Friday and Saturday are funeral days in Ghana. Dozens of hearses pull up to the main morgue in Accra on Friday afternoon to take the recently deceased to their home village, which may be 100 or 200 miles away. A common site in rural Ghana if you are traveling on a Friday or Saturday is a group of people in black or red on the way to a funeral ceremony. We attended a funeral of a 90+ year old man who was the father of a prominent pastor, in a village that was located one hour by care off the paved roads. About 250 people dressed in their best finery sat under tents in the tropical sun to honor this simple, kind farmer who had led an honest life. Those presiding were dressed in suits. I was surviving in a short-sleeved shirt with a bottle of water nearby. A choir in robes was accompanied by a band that included two on percussion, an electric keyboard, a guitar and a trumpet.

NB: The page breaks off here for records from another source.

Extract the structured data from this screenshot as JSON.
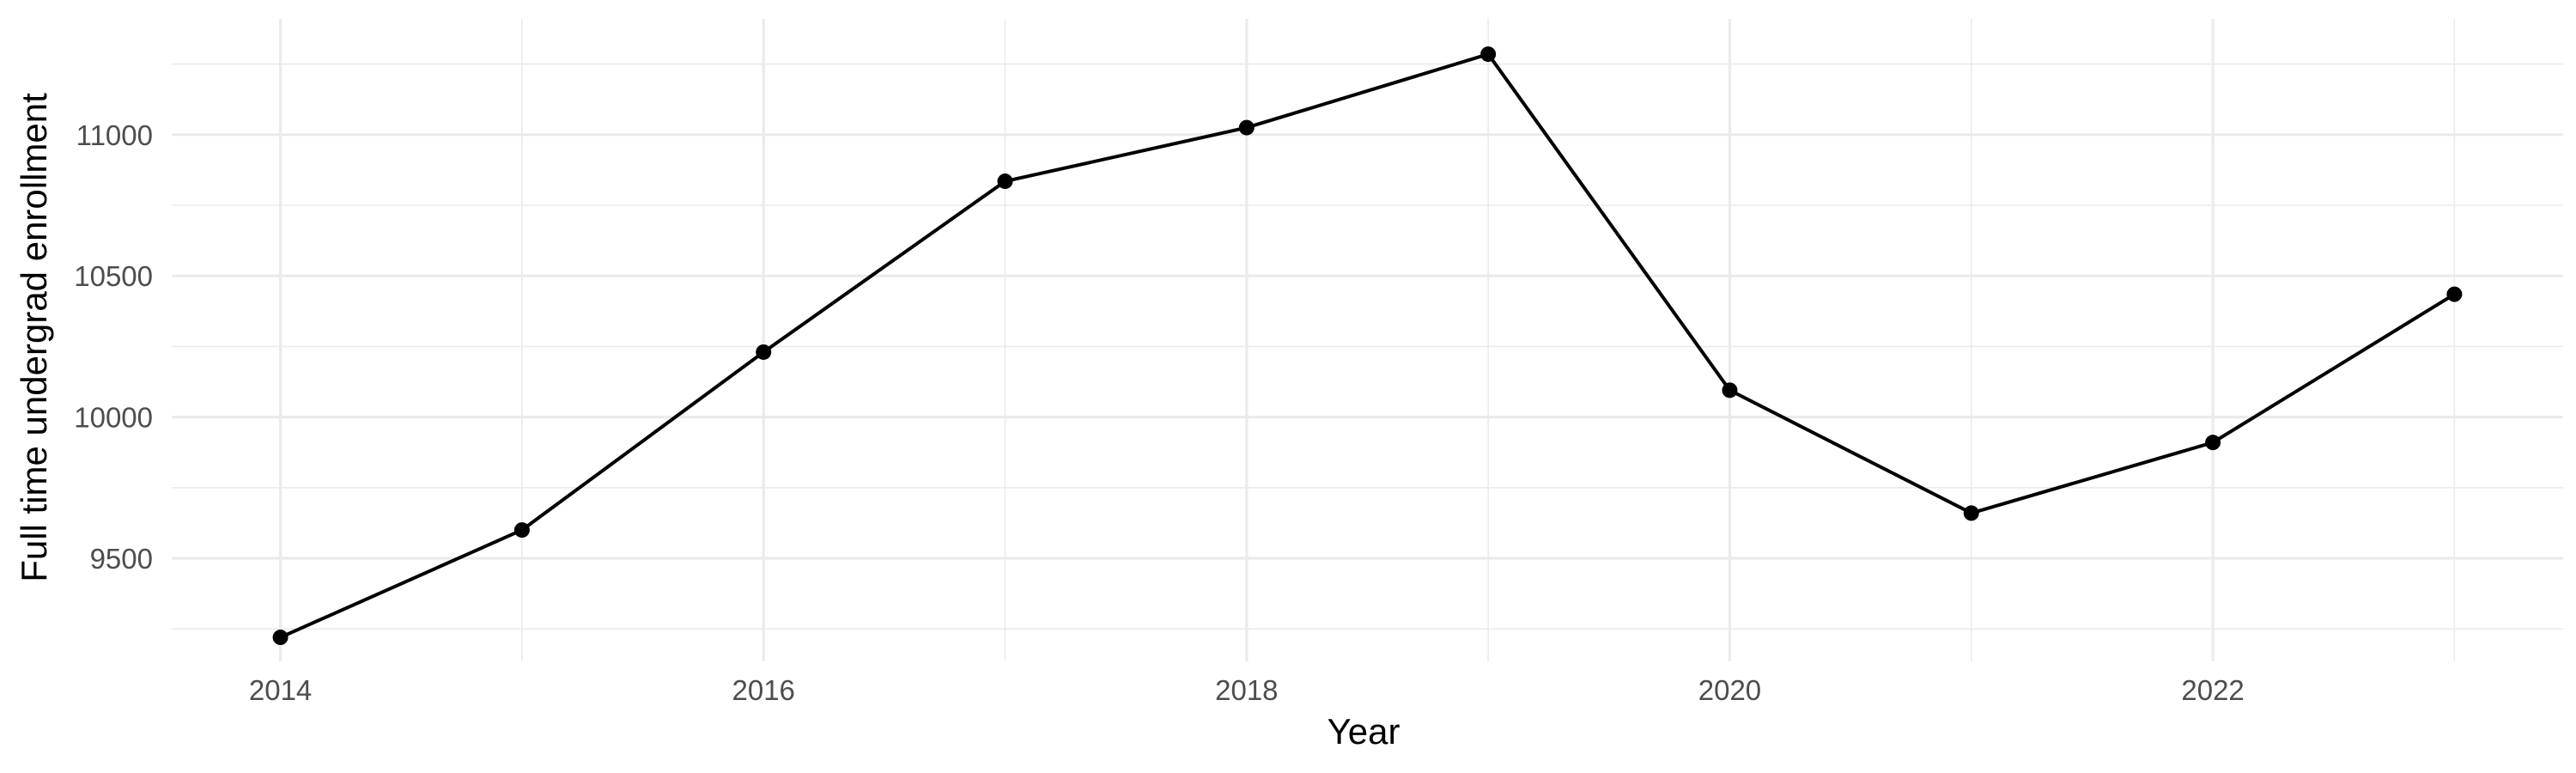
{
  "chart_data": {
    "type": "line",
    "title": "",
    "xlabel": "Year",
    "ylabel": "Full time undergrad enrollment",
    "xlim": [
      2013.55,
      2023.45
    ],
    "ylim": [
      9135,
      11410
    ],
    "x_ticks": [
      2014,
      2016,
      2018,
      2020,
      2022
    ],
    "y_ticks": [
      9500,
      10000,
      10500,
      11000
    ],
    "grid": true,
    "legend": "none",
    "line_color": "#000000",
    "grid_color": "#ebebeb",
    "series": [
      {
        "x": [
          2014,
          2015,
          2016,
          2017,
          2018,
          2019,
          2020,
          2021,
          2022,
          2023
        ],
        "values": [
          9220,
          9600,
          10230,
          10835,
          11025,
          11285,
          10095,
          9660,
          9910,
          10435
        ]
      }
    ]
  }
}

We left before the feast that the village had prepared for guests.

Jude Hama took us to the highest peak in Ghana and insisted on racing to the top. I was really impressed as he blasted past me at the start, like a rocket. He sat for a moment at the top under a large rusty cross set in cement and then staggered down the hill about 20 yards and collapsed. He was coughing, breathing hard, and complaining of chest pain. I was wondering how I was going to carry him down the hill. Fortunately, he recovered. He blamed his collapse on a recent bout of malaria.

The high point of our visit to Cape Coast was actually a high point. A national park is located about 20 km from the coast. It is known for two things: 600 species of butterflies and a 360 meter cat walk located up to 100 meters above the forest carpet. Cables are stretched between seven tall tress that form a circle. You walk on something that looks like a narrow aluminum ladder with a strip of plywood down its center. Nylon netting keeps the unbalanced from flying to the ground. You feel like a monkey sitting at the top of a tree viewing the tropical forest far below.

I eat about a bushel basket of food a week. Due to our careful hosts and God’s grace, I ate a couple baskets of food in Ghana and never got sick. We rarely taste fruit as it is created in America. Pineapples, papayas and oranges directly off the tree are as sweet as candy. Drinking from a freshly cracked coconut when you are thirsty is a truly tropical experience.

Jude’s wife prepared great meals. Breakfast included hot cereals that include something like oatmeal, a dish of toasted ground corn with peanuts, and another dish using fermented cornmeal. Fufu is a dish made from pounded cassava root and white yams. A thick, white, sticky paste is served in a loaf that is then placed in a sauce of tomatoes and onions. Smoked fish and chicken are added. What a feast!

Ghana may be the nicest country we have visited. The people are genuinely kind and helpful. In spite of almost 20 years of political stability, the economic progress has been painfully slow. Obviously the legal environment has not given enough security for investment from international businessmen, although the potential for sales is high in most sectors.

We look forward to the day when investment dollars compete for markets in Ghana, the life expectancy equals the retirement age, and we match the Ghanians in joy and hospitality.